Phillip had asked Sununu for his reaction to an essay published in The Atlantic on Wednesday arguing that former President Donald Trump is leaning more and more into authoritarian rhetoric.

It was written by Peter Wehner, who served as an aide in the administrations of three Republican presidents.

“When you look at articles like that, that is liberal media doing everything they can to distract from the fact that the left-wing progressives...” Sununu began.

Phillip interrupted: “This is a conservative, by the way. This is someone who worked for a Republican president.”

But Sununu forged ahead without missing a beat, arguing that the article was part of a “national effort” to “distract from the massive amount of antisemitism you’re seeing out of the Democrat party.”

“And too many people in the media and otherwise not pushing back on that narrative,” he said. “What we’re seeing in our colleges and our universities is very real. It is hateful. It is unprecedented.”

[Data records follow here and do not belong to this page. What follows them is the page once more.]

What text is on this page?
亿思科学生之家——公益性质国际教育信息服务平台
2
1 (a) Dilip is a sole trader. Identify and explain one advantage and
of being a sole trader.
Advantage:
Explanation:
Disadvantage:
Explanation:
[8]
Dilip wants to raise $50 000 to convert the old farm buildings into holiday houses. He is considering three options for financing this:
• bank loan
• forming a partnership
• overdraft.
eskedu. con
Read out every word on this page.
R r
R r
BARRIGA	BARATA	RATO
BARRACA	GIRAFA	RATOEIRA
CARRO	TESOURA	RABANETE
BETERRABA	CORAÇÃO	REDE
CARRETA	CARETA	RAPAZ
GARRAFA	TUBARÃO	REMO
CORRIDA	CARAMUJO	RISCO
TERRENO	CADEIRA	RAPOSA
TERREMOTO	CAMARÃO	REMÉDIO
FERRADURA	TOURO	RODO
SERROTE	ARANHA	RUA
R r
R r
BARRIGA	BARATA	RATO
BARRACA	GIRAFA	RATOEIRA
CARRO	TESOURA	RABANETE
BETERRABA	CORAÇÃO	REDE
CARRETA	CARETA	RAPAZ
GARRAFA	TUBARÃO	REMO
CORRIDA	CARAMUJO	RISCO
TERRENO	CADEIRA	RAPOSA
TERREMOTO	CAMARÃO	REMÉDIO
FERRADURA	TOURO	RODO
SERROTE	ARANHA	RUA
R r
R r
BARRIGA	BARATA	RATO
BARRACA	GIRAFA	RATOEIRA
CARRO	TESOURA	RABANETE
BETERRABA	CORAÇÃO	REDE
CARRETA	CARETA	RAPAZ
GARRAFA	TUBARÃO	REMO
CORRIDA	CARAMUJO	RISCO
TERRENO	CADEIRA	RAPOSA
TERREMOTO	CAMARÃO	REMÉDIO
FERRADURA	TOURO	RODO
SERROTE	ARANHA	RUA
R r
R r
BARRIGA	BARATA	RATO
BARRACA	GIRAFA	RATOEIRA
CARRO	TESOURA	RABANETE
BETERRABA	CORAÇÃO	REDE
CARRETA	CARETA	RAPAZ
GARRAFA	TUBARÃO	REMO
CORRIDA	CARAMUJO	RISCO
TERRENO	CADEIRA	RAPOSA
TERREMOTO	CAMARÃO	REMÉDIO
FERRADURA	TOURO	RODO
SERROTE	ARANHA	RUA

Phillip noted again that the op-ed was written by a Republican, and asked Sununu a second time about Trump’s authoritarian language. Sununu, a Trump critic, said he’s aware of Trump’s history with this kind of rhetoric, but still sees coverage of it as a distraction.

“It’s not a distraction. He is the frontrunner,” Phillip replied, referring to Trump’s wide lead in the Republican 2024 presidential race.

Since last month’s outbreak of war between Israel and the Hamas militant group that controls the Gaza Strip, there has been a surge in antisemitic and Islamophobic hate speech and attacks across the U.S.

Wehner’s article and Phillips’ questioning focussed on Trump’s recent use of the word “vermin” to describe his political enemies. The term was used in Nazi Germany propaganda about Jews, as well as by other cruel movements in history that sought to dehumanize and incite violence and hatred against certain groups of people.

Republicans have largely looked the other way on Trump’s use of the term. However, Republicans (and some Democrats) in Congress have criticized certain progressives in the Democratic conference, arguing that their critiques of Israel and defenses of Palestinians cross over into antisemitism.